Early Saturday morning (January 5) a "strong" underwater earthquake occurred off the coast of British Columbia, registering a magnitude of 6.7. The quake struck at about 3:45 a.m. Pacific Standard Time, the second of two to strike within 30 minutes in the same area. It was centred about 135 miles (241 kilometres) southwest of Sandspit, Queen Charlotte Islands. A tsunami had not been expected. Underwater quakes of 30 seconds or more have the potential to cause a tsunami. Since the coastal area of the province of British Columbia is located along the Pacific rim of fire, quakes of any sort should not be a suprise.

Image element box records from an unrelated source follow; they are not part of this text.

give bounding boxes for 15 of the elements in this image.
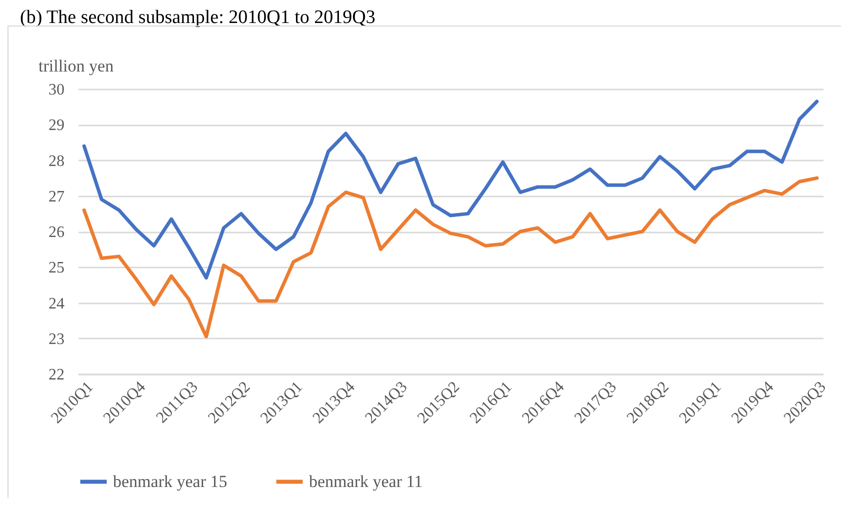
- y-tick-label: 28: [48, 152, 64, 170]
- y-axis-title: trillion yen: [38, 56, 114, 76]
- legend-label: benmark year 11: [309, 472, 423, 491]
- legend-label: benmark year 15: [113, 472, 228, 491]
- y-tick-label: 26: [48, 224, 64, 241]
- chart-title: (b) The second subsample: 2010Q1 to 2019Q3: [20, 7, 376, 28]
- y-tick-label: 30: [48, 82, 64, 98]
- y-tick-label: 23: [48, 330, 64, 348]
- y-tick-label: 29: [48, 117, 64, 134]
- y-tick-label: 24: [48, 295, 64, 312]
- y-tick-label: 25: [48, 260, 64, 277]
- y-tick-label: 27: [48, 188, 64, 206]
- line-series: [82, 176, 819, 338]
- line-series: [82, 100, 819, 280]
- y-tick-label: 22: [48, 366, 64, 384]
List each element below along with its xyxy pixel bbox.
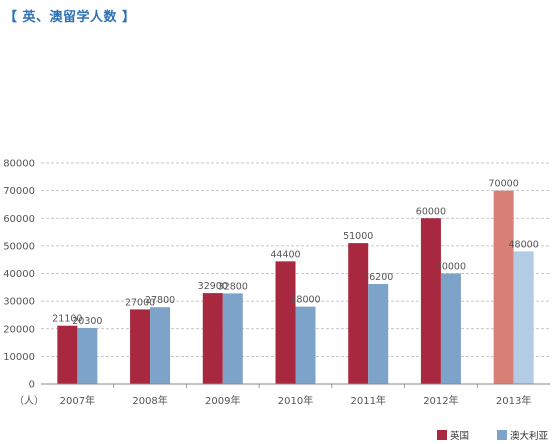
data-label: 36200 — [363, 272, 393, 283]
legend-label-au: 澳大利亚 — [510, 430, 549, 442]
data-label: 70000 — [489, 179, 519, 190]
data-label: 21100 — [52, 314, 82, 325]
legend-swatch-au — [497, 430, 507, 440]
y-tick-label: 60000 — [3, 214, 35, 225]
bar-au — [440, 273, 461, 384]
bar-au — [513, 251, 534, 384]
y-tick-label: 10000 — [3, 352, 35, 363]
data-label: 40000 — [436, 262, 466, 273]
y-tick-label: 50000 — [3, 241, 35, 252]
bar-uk — [202, 293, 223, 384]
x-tick-label: 2010年 — [278, 394, 313, 407]
data-label: 51000 — [343, 231, 373, 242]
y-tick-label: 70000 — [3, 186, 35, 197]
x-tick-label: 2008年 — [132, 394, 167, 407]
bar-uk — [275, 261, 296, 384]
unit-label: （人） — [14, 395, 44, 407]
data-label: 48000 — [509, 239, 539, 250]
y-tick-label: 20000 — [3, 324, 35, 335]
bar-au — [77, 327, 98, 384]
bar-uk — [57, 325, 78, 384]
x-tick-label: 2009年 — [205, 394, 240, 407]
bar-uk — [420, 218, 441, 384]
x-tick-label: 2012年 — [423, 394, 458, 407]
data-label: 32900 — [198, 281, 228, 292]
bar-uk — [130, 309, 151, 384]
y-tick-label: 40000 — [3, 269, 35, 280]
data-label: 28000 — [290, 295, 320, 306]
x-tick-label: 2011年 — [350, 394, 385, 407]
legend-label-uk: 英国 — [450, 430, 469, 442]
bar-uk — [348, 243, 369, 384]
bar-uk — [493, 190, 514, 384]
data-label: 27000 — [125, 297, 155, 308]
data-label: 60000 — [416, 206, 446, 217]
data-label: 32800 — [218, 281, 248, 292]
y-tick-label: 30000 — [3, 297, 35, 308]
y-tick-label: 0 — [29, 380, 35, 391]
bar-au — [368, 283, 389, 384]
x-tick-label: 2007年 — [60, 394, 95, 407]
chart-title: 【 英、澳留学人数 】 — [4, 10, 136, 25]
bar-au — [150, 307, 171, 384]
data-label: 20300 — [72, 316, 102, 327]
y-tick-label: 80000 — [3, 159, 35, 170]
data-label: 27800 — [145, 295, 175, 306]
bar-au — [295, 306, 316, 384]
bar-au — [222, 293, 243, 384]
legend-swatch-uk — [437, 430, 447, 440]
x-tick-label: 2013年 — [496, 394, 531, 407]
data-label: 44400 — [270, 249, 300, 260]
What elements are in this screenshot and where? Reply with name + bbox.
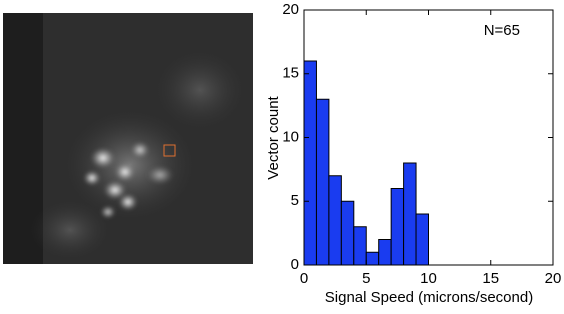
bar (315, 98, 330, 266)
y-tick-label: 15 (282, 65, 299, 82)
x-tick-label: 0 (300, 270, 308, 287)
x-tick-label: 10 (420, 270, 437, 287)
bar (403, 162, 417, 266)
x-tick-label: 5 (362, 270, 370, 287)
x-tick-label: 15 (482, 270, 499, 287)
y-tick-label: 0 (291, 256, 299, 273)
bar (415, 213, 429, 266)
x-axis-label: Signal Speed (microns/second) (325, 289, 533, 306)
microscopy-image (3, 13, 253, 264)
bar (303, 60, 317, 266)
bar (378, 239, 392, 266)
bar (328, 175, 342, 266)
y-tick-label: 5 (291, 192, 299, 209)
y-axis-label: Vector count (265, 95, 282, 179)
y-tick-label: 10 (282, 128, 299, 145)
bar (340, 200, 355, 266)
bar (365, 251, 380, 266)
annotation: N=65 (484, 22, 520, 39)
bar (353, 226, 367, 266)
x-tick-label: 20 (545, 270, 562, 287)
y-tick-label: 20 (282, 1, 299, 18)
bar (390, 188, 405, 266)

The only quake I experienced first-hand was back in London in southwestern Ontario. This was in about the mid-1980s or so. I was working night shift at the time and was getting angry that my sleep was being disturbed by "heavy road equipment" (like catapillar) going down the road. But then I thought at the time, there was no contruction anywhere in the area, so what was happening. The bed frame was banging against the wall. There was this loud noise and shaking as well, like from heavy equipment as mentioned before. My mother, who was alive at the time, had run out of the house. It was over before too long with no damage. I learned later that the quake had been centred in Lake Erie (?) to the south. That one was about 4 Richters or so. So far I have not experienced any earthquakes of any sort on the west coast but I am sure the time is coming.
I am planning to update the links in the right-hand margin soon by adding sources regarding seismic, volcanic and weather related activity. Meantime, are you prepared if a major quake strikes your area?